Nvidia engages with organizations working on AI in many industries, from automating tasks such as consumer product and service recommendations to chatbots for the automation of or assistance with live customer interactions to enabling fraud detection in financial services to optimizing oil exploration and drilling.
What is the business model of Nvidia?
Nvidia generated $26.914 billion in 2021. Nvidia’s business model is organized into two segments: the Graphics segment and Compute & Networking segment.
The Graphics segment includes:
- GeForce GPUs for gaming and PCs, the GeForce NOW game streaming service and related infrastructure, and solutions for gaming platforms.
- Quadro/NVIDIA RTX GPUs for enterprise workstation graphics.
- Virtual GPU, or vGPU, software for cloud-based visual and virtual computing.
- Automotive platforms for infotainment systems.
- Omniverse software for building 3D designs and virtual worlds.
The graphics segment contributed $15.87 bn to Nvidia’s revenue in 2021.

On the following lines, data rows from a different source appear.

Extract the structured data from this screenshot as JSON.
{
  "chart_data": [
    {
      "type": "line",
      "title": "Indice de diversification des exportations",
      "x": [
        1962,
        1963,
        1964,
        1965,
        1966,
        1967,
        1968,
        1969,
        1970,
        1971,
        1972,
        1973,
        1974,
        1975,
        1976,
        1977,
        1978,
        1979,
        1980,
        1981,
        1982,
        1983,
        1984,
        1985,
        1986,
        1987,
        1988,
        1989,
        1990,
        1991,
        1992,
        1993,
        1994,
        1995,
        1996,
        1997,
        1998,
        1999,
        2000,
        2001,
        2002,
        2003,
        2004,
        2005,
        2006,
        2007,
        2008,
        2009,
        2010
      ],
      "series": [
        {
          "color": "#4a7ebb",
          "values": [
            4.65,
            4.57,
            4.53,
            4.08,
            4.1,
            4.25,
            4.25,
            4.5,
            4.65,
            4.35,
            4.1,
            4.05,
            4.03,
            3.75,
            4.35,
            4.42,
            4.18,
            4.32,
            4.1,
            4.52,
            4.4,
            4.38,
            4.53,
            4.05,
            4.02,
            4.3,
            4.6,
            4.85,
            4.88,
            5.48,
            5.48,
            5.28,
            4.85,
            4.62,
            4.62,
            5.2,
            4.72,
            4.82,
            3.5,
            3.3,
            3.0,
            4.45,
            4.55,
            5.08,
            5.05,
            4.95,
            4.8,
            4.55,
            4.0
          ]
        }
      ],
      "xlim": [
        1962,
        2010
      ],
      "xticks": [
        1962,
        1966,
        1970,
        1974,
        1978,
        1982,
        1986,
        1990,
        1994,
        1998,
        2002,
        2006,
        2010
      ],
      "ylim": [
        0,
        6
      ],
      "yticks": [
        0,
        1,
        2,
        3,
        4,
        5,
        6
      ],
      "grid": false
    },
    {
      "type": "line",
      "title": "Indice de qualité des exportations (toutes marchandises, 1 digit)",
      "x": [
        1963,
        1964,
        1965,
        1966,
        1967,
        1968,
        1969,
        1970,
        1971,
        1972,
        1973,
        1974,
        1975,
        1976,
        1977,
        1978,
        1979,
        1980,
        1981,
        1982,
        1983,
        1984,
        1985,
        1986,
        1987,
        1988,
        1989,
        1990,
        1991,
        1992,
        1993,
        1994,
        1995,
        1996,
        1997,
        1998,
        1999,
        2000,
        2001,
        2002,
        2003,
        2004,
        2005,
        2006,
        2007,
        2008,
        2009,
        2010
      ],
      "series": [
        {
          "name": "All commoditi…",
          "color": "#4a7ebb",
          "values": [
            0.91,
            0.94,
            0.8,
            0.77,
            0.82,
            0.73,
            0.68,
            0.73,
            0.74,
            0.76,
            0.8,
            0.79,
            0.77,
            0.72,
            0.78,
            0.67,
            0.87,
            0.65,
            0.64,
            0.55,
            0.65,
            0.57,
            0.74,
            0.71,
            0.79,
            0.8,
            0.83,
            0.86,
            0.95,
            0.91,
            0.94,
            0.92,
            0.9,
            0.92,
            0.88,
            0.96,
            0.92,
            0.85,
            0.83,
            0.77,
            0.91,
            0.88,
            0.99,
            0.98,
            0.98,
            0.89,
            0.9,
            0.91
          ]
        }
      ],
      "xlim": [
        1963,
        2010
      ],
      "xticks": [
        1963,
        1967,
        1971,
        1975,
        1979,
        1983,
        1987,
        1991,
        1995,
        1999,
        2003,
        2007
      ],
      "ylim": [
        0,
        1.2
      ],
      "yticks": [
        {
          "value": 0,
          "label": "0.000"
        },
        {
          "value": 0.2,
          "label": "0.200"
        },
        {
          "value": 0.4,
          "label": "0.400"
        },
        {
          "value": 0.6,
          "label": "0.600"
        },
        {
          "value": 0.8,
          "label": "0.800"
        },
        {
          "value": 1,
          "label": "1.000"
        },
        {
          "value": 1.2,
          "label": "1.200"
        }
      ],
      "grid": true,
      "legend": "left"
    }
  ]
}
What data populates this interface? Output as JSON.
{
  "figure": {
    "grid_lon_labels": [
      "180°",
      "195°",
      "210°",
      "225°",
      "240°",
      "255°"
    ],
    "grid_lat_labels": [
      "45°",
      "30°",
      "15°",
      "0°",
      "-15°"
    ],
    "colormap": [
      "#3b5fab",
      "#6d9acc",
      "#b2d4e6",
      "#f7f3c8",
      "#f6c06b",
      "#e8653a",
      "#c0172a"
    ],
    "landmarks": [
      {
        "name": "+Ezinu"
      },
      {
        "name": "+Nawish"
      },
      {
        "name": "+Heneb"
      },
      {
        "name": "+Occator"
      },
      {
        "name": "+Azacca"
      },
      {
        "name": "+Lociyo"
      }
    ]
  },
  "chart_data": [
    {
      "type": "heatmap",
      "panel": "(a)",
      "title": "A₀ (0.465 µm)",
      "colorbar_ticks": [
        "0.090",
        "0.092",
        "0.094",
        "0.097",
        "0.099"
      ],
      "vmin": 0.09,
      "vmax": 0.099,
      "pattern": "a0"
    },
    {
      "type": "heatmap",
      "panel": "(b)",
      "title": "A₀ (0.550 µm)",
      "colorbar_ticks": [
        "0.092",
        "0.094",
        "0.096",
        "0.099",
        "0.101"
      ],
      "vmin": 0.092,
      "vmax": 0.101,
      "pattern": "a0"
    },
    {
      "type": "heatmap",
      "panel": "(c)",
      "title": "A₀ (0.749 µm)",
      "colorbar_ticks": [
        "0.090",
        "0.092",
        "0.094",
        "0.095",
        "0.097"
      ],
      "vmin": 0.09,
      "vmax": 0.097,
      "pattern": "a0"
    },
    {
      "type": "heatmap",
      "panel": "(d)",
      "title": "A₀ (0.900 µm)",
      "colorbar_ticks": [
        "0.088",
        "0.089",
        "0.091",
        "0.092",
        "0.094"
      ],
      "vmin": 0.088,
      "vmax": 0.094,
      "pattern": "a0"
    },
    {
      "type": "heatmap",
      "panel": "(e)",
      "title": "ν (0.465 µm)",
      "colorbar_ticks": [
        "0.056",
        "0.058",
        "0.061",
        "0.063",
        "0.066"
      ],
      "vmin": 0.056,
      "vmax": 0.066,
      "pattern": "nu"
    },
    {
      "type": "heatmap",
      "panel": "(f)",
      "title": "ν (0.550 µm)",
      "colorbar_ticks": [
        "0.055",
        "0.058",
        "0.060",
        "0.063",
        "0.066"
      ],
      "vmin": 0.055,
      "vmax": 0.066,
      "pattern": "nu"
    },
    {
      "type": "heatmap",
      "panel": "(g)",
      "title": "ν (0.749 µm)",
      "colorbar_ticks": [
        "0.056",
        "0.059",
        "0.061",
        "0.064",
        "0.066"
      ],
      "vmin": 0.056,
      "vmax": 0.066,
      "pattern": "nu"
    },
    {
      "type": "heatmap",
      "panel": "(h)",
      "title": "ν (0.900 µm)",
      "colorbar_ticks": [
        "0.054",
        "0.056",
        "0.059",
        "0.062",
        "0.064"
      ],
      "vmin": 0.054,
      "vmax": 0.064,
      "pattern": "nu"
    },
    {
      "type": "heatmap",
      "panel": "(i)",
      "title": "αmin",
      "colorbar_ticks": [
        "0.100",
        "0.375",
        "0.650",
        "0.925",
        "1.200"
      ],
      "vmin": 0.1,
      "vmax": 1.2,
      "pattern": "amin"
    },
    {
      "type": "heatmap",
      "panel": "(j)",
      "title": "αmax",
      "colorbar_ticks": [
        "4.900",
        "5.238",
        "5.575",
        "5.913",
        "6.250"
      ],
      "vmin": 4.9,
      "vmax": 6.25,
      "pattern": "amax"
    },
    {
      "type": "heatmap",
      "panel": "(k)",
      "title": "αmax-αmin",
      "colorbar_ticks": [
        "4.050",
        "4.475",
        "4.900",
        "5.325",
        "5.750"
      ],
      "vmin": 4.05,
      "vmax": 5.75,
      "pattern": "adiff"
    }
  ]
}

The Compute & Networking segment includes Data Center platforms and systems for AI, HPC, and accelerated computing; Mellanox networking and interconnect solutions; automotive AI Cockpit, autonomous driving development agreements, and autonomous vehicle solutions; cryptocurrency mining processors, or CMP; Jetson for robotics and other embedded platforms; and NVIDIA AI Enterprise and other software. The Compute & Networking segment contributed $11.04 bn to Nvidia’s revenue in 2021.
In these two segments, Nvidia derives its revenue from product sales, including hardware and systems, license and development arrangements, software licensing, and cloud services.